Du latin Canonicus, nous avons fait premièrement Canoine, comme l’on prononce encore en Picardie, & ensuite Chanoine. Ménage. Et Canonicus vient du grec Κανών ; car tous généralement tirent ce nom de là ; mais ce mot signifie trois choses. 1o. Régle. 2o. Une certaine pension, une assignation de quelque revenu fixe pour vivre. 3o. Catalogue, matricule. Les uns donc prétendent que les Chanoines ont été nommés Canonici, à cause de la règle qu’ils doivent suivre, de la vie régulière qu’ils devoient mener ; d’autres disent que c’est à cause de la pension qui leur étoit assignée ; d’autres prétendent que le nom de Chanoines ou Canoniques, se donnoit au commencement à tous les Clercs ; soit parce qu’ils étoient écrits dans le Canon ou Catalogue de l’Eglise, soit parce qu’ils vivoient selon les Canons ; mais depuis on le prit particulièrement pour ceux qui vivoient en commun, à l’exemple du Clergé de S. Augustin, & avant lui de saint Eusèbe de Verceil. Voyez l’Hist. des Ord. Ecclésiastiques, part. II, ch. 2, p. 15.
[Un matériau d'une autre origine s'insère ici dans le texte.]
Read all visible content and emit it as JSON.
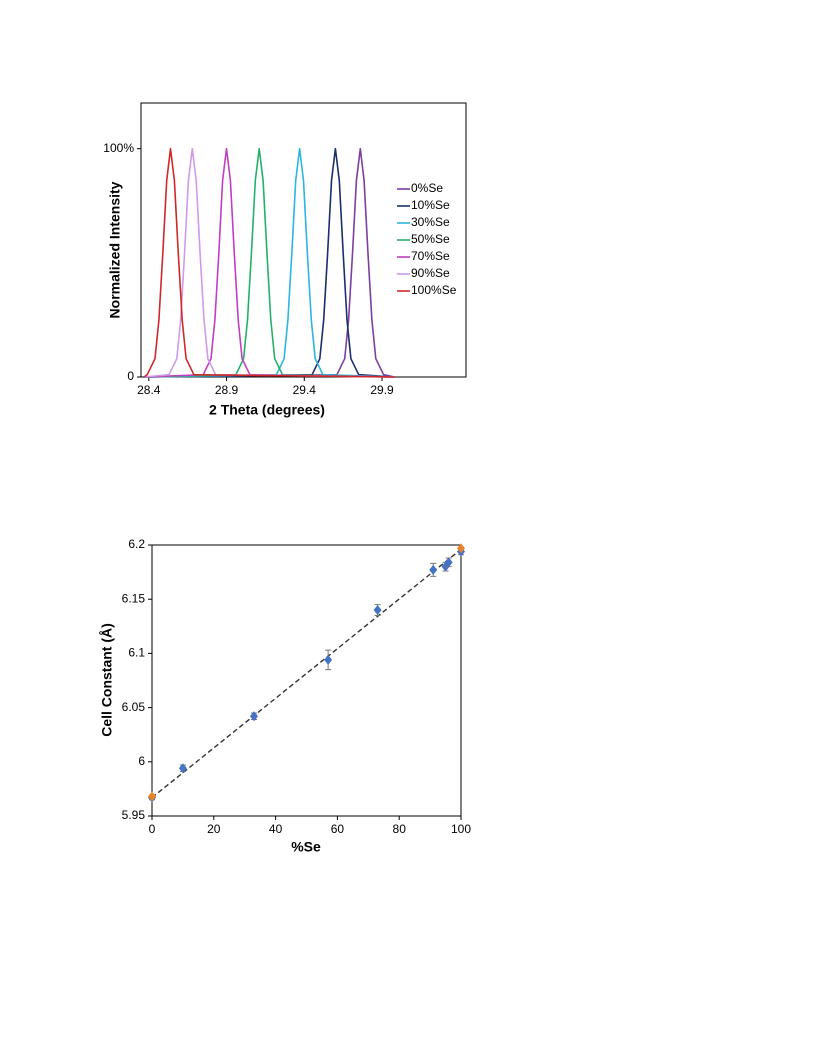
{
  "chart_data": [
    {
      "type": "line",
      "x_label": "2 Theta (degrees)",
      "y_label": "Normalized Intensity",
      "xlim": [
        28.35,
        30.44
      ],
      "ylim": [
        0,
        120
      ],
      "xticks": [
        28.4,
        28.9,
        29.4,
        29.9
      ],
      "yticks": [
        0,
        {
          "value": 100,
          "label": "100%"
        }
      ],
      "legend": "right",
      "series": [
        {
          "name": "0%Se",
          "color": "#7b3fa0",
          "x": [
            28.37,
            29.61,
            29.66,
            29.685,
            29.71,
            29.735,
            29.76,
            29.785,
            29.81,
            29.835,
            29.86,
            29.91,
            29.98
          ],
          "values": [
            0,
            1,
            8,
            25,
            54,
            86,
            100,
            86,
            54,
            25,
            8,
            1,
            0
          ]
        },
        {
          "name": "10%Se",
          "color": "#1a2f6b",
          "x": [
            28.37,
            29.45,
            29.5,
            29.525,
            29.55,
            29.575,
            29.6,
            29.625,
            29.65,
            29.675,
            29.7,
            29.75,
            29.98
          ],
          "values": [
            0,
            1,
            8,
            25,
            54,
            86,
            100,
            86,
            54,
            25,
            8,
            1,
            0
          ]
        },
        {
          "name": "30%Se",
          "color": "#2bb5e0",
          "x": [
            28.37,
            29.22,
            29.27,
            29.295,
            29.32,
            29.345,
            29.37,
            29.395,
            29.42,
            29.445,
            29.47,
            29.52,
            29.98
          ],
          "values": [
            0,
            1,
            8,
            25,
            54,
            86,
            100,
            86,
            54,
            25,
            8,
            1,
            0
          ]
        },
        {
          "name": "50%Se",
          "color": "#25b06a",
          "x": [
            28.37,
            28.96,
            29.01,
            29.035,
            29.06,
            29.085,
            29.11,
            29.135,
            29.16,
            29.185,
            29.21,
            29.26,
            29.98
          ],
          "values": [
            0,
            1,
            8,
            25,
            54,
            86,
            100,
            86,
            54,
            25,
            8,
            1,
            0
          ]
        },
        {
          "name": "70%Se",
          "color": "#c03fc0",
          "x": [
            28.37,
            28.75,
            28.8,
            28.825,
            28.85,
            28.875,
            28.9,
            28.925,
            28.95,
            28.975,
            29.0,
            29.05,
            29.98
          ],
          "values": [
            0,
            1,
            8,
            25,
            54,
            86,
            100,
            86,
            54,
            25,
            8,
            1,
            0
          ]
        },
        {
          "name": "90%Se",
          "color": "#cf9ae8",
          "x": [
            28.37,
            28.53,
            28.58,
            28.605,
            28.63,
            28.655,
            28.68,
            28.705,
            28.73,
            28.755,
            28.78,
            28.83,
            29.98
          ],
          "values": [
            0,
            1,
            8,
            25,
            54,
            86,
            100,
            86,
            54,
            25,
            8,
            1,
            0
          ]
        },
        {
          "name": "100%Se",
          "color": "#d0282a",
          "x": [
            28.37,
            28.39,
            28.44,
            28.465,
            28.49,
            28.515,
            28.54,
            28.565,
            28.59,
            28.615,
            28.64,
            28.69,
            29.98
          ],
          "values": [
            0,
            1,
            8,
            25,
            54,
            86,
            100,
            86,
            54,
            25,
            8,
            1,
            0
          ]
        }
      ]
    },
    {
      "type": "scatter",
      "x_label": "%Se",
      "y_label": "Cell Constant (Å)",
      "xlim": [
        0,
        100
      ],
      "ylim": [
        5.95,
        6.2
      ],
      "xticks": [
        0,
        20,
        40,
        60,
        80,
        100
      ],
      "yticks": [
        5.95,
        6,
        6.05,
        6.1,
        6.15,
        6.2
      ],
      "series": [
        {
          "color": "#4472c4",
          "x": [
            0,
            10,
            33,
            57,
            73,
            91,
            95,
            96,
            100
          ],
          "values": [
            5.967,
            5.994,
            6.042,
            6.094,
            6.14,
            6.177,
            6.18,
            6.184,
            6.194
          ],
          "errors": [
            0.002,
            0.003,
            0.003,
            0.009,
            0.005,
            0.006,
            0.004,
            0.004,
            0.003
          ]
        },
        {
          "color": "#e8822a",
          "x": [
            0,
            100
          ],
          "values": [
            5.968,
            6.197
          ]
        }
      ],
      "trendline": {
        "color": "#333333",
        "dashed": true,
        "x": [
          0,
          100
        ],
        "values": [
          5.967,
          6.196
        ]
      }
    }
  ]
}
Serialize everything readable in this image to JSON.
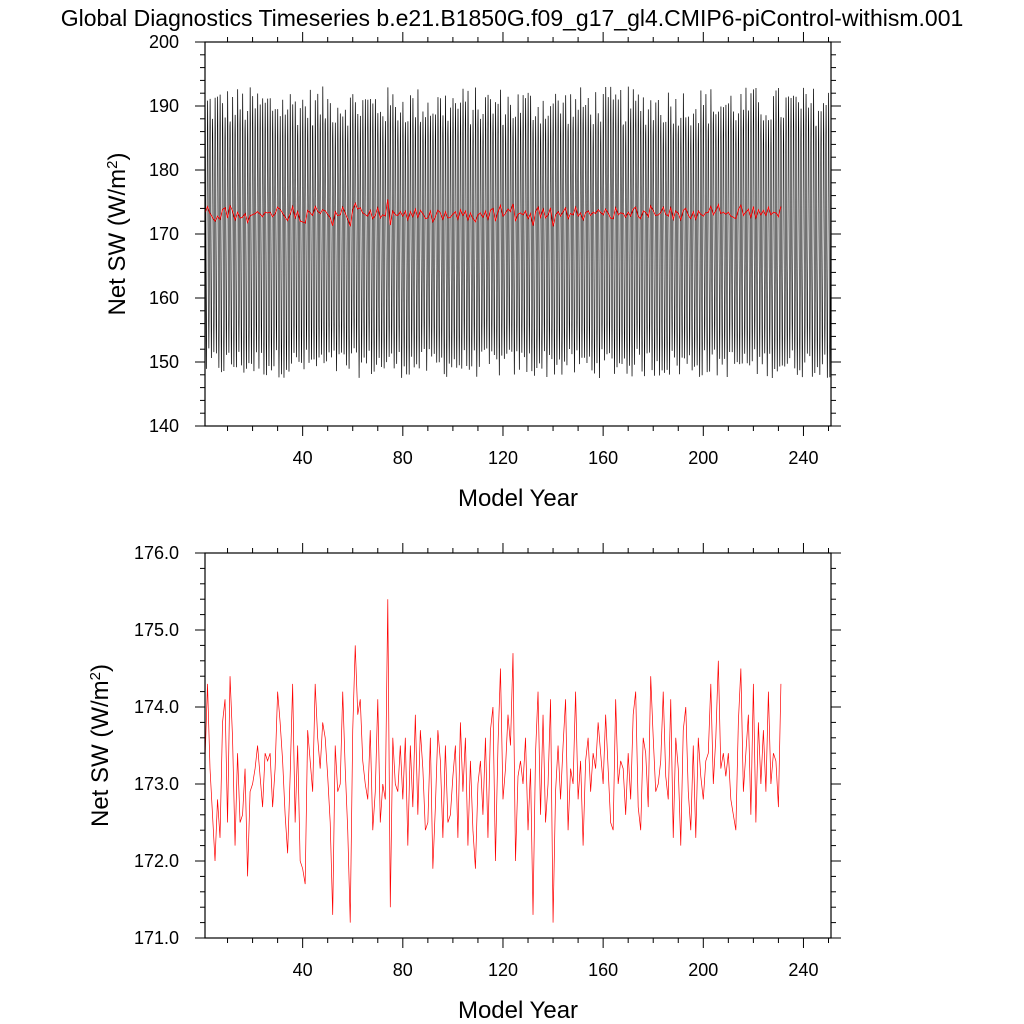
{
  "title": "Global Diagnostics Timeseries b.e21.B1850G.f09_g17_gl4.CMIP6-piControl-withism.001",
  "colors": {
    "monthly": "#000000",
    "annual": "#ff0000"
  },
  "chart_data": [
    {
      "type": "line",
      "xlabel": "Model Year",
      "ylabel_main": "Net SW (W/m",
      "ylabel_sup": "2",
      "ylabel_close": ")",
      "xlim": [
        1,
        251
      ],
      "ylim": [
        140,
        200
      ],
      "xticks": [
        40,
        80,
        120,
        160,
        200,
        240
      ],
      "xtick_labels": [
        "40",
        "80",
        "120",
        "160",
        "200",
        "240"
      ],
      "yticks": [
        140,
        150,
        160,
        170,
        180,
        190,
        200
      ],
      "ytick_labels": [
        "140",
        "150",
        "160",
        "170",
        "180",
        "190",
        "200"
      ],
      "grid": false,
      "series": [
        {
          "kind": "monthly_seasonal",
          "color": "#000000",
          "years": [
            1,
            250
          ],
          "seasonal_max_range": [
            187.5,
            193.8
          ],
          "seasonal_min_range": [
            146.8,
            151.5
          ]
        },
        {
          "kind": "annual_mean",
          "color": "#ff0000",
          "ref": "annual_values"
        }
      ]
    },
    {
      "type": "line",
      "xlabel": "Model Year",
      "ylabel_main": "Net SW (W/m",
      "ylabel_sup": "2",
      "ylabel_close": ")",
      "xlim": [
        1,
        251
      ],
      "ylim": [
        171.0,
        176.0
      ],
      "xticks": [
        40,
        80,
        120,
        160,
        200,
        240
      ],
      "xtick_labels": [
        "40",
        "80",
        "120",
        "160",
        "200",
        "240"
      ],
      "yticks": [
        171.0,
        172.0,
        173.0,
        174.0,
        175.0,
        176.0
      ],
      "ytick_labels": [
        "171.0",
        "172.0",
        "173.0",
        "174.0",
        "175.0",
        "176.0"
      ],
      "grid": false,
      "series": [
        {
          "kind": "annual_mean",
          "color": "#ff0000",
          "ref": "annual_values"
        }
      ]
    }
  ],
  "annual_values": {
    "start_year": 1,
    "values": [
      173.3,
      174.3,
      173.2,
      172.6,
      172.0,
      172.8,
      172.3,
      173.8,
      174.1,
      172.5,
      174.4,
      173.6,
      172.2,
      173.4,
      172.5,
      172.6,
      173.2,
      171.8,
      172.9,
      173.0,
      173.2,
      173.5,
      173.1,
      172.7,
      173.4,
      173.3,
      173.4,
      172.7,
      173.2,
      174.2,
      173.8,
      173.3,
      172.6,
      172.1,
      173.1,
      174.3,
      172.5,
      173.5,
      172.0,
      171.9,
      171.7,
      173.7,
      173.3,
      172.9,
      174.3,
      173.6,
      173.2,
      173.8,
      173.6,
      173.1,
      172.5,
      171.3,
      173.5,
      172.9,
      173.0,
      174.2,
      173.2,
      172.4,
      171.2,
      173.7,
      174.8,
      173.9,
      174.1,
      173.3,
      173.0,
      172.8,
      173.7,
      172.4,
      172.9,
      174.1,
      172.5,
      173.0,
      172.8,
      175.4,
      171.4,
      173.6,
      173.0,
      172.9,
      173.5,
      172.8,
      173.6,
      172.2,
      173.5,
      172.7,
      173.9,
      172.6,
      173.7,
      173.2,
      172.4,
      172.5,
      173.6,
      171.9,
      172.7,
      173.7,
      173.3,
      172.3,
      173.5,
      172.5,
      172.6,
      173.1,
      173.5,
      172.3,
      173.8,
      172.9,
      173.6,
      172.2,
      173.3,
      172.4,
      171.9,
      173.0,
      173.3,
      172.6,
      173.6,
      172.3,
      173.7,
      174.0,
      172.0,
      173.5,
      174.5,
      172.8,
      173.2,
      173.9,
      173.5,
      174.7,
      172.0,
      173.1,
      173.3,
      173.0,
      173.6,
      172.4,
      173.2,
      171.3,
      173.4,
      174.2,
      172.6,
      173.9,
      172.5,
      173.0,
      174.1,
      171.2,
      172.9,
      173.5,
      172.8,
      173.5,
      174.1,
      172.4,
      173.2,
      173.0,
      174.2,
      172.8,
      173.3,
      172.2,
      173.3,
      173.6,
      172.9,
      173.4,
      173.2,
      173.8,
      173.4,
      173.0,
      173.9,
      173.2,
      172.5,
      172.4,
      174.1,
      173.0,
      173.3,
      173.2,
      172.6,
      173.4,
      172.8,
      173.9,
      174.2,
      172.7,
      172.4,
      173.6,
      173.4,
      172.7,
      174.4,
      173.6,
      172.9,
      173.0,
      173.3,
      174.2,
      173.1,
      172.8,
      174.1,
      172.3,
      173.6,
      173.2,
      172.2,
      173.7,
      174.0,
      172.9,
      172.4,
      173.5,
      172.3,
      173.6,
      173.1,
      172.8,
      173.3,
      173.4,
      174.3,
      173.0,
      173.6,
      174.6,
      173.2,
      173.4,
      173.1,
      173.4,
      172.8,
      172.6,
      172.4,
      173.8,
      174.5,
      172.9,
      173.4,
      173.9,
      172.6,
      174.3,
      172.5,
      173.8,
      173.0,
      173.7,
      172.9,
      174.2,
      173.0,
      173.4,
      173.3,
      172.7,
      174.3
    ]
  }
}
Il y a encore différentes espèces de Chanoines. Les Chanoines Cardinaux sont des Chanoines attachés, &, comme on dit en latin, incardinati, à une Eglise, de même que les Prêtres l’étoient à une Paroisse. Léon IX en créa l’an 1051 à S. Etienne de Besançon, & Alexandre III dans l’Eglise de Cologne. Il y en a eu encore à Magdebourg, à Compostelle, à Bénévent, à Aquilée, à Ravenne, à Milan, à Pise, à Naples & ailleurs. Les Chanoines damoiseaux, Canonici domicillares étoient autrefois les jeunes Chanoines, qui n’étant point encore dans les Ordres, n’avoient point droit de Chapitre. Les Chanoines expectans étoient ceux qui, en attendant une prébende, avoient le titre & la dignité de Chanoines, voix en Chapitre, & une forme ou place au Chœur. Chanoines forains, forenses, sont ceux qui ne desservent pas la Chanoinie dont ils sont pourvus, mais la font desservir par un Vicaire. Chanoines honoraires, sont les mêmes que les Laïques. Chanoines Mansionnaires, sont opposés aux forains. Voyez Mansionnaire. Il est parlé dans un Ordinaire manuscrit de l’Eglise de Rouen, de Chanoines de treize marcs. Peut-être étoit-ce le revenu annuel de leurs canonicats. Il y avoit dans l’Eglise de Londres des Chanoines mineurs ou petits Chanoines, qui faisoient les fonctions des grands Chanoines. Il y a à Luques des Chanoines mîtrés, qui par un privilège qui leur a été donné par plusieurs Papes, & confirmé par Grégoire IX, portent une mître. Les Chanoines de la pauvreté, Canonici paupertatis. Il en est fait mention dans l’Histoire d’Anneci, d’Odon Gelleius, Liv. I, c. 24. Chanoines Résidens, Residentes, sont les mêmes que les Mansionnaires. Il y a eu aussi des Chanoines qu’on appeloit Canonici ad succurrendum. C’étoient des gens qui se faisoient Chanoines à l’article de la mort, pour participer aux prières du Chapitre. Les Chanoines Tertiaires, Tertiarii, étoient ceux qui ne touchoient que la troisième partie des fruits d’un canonicat.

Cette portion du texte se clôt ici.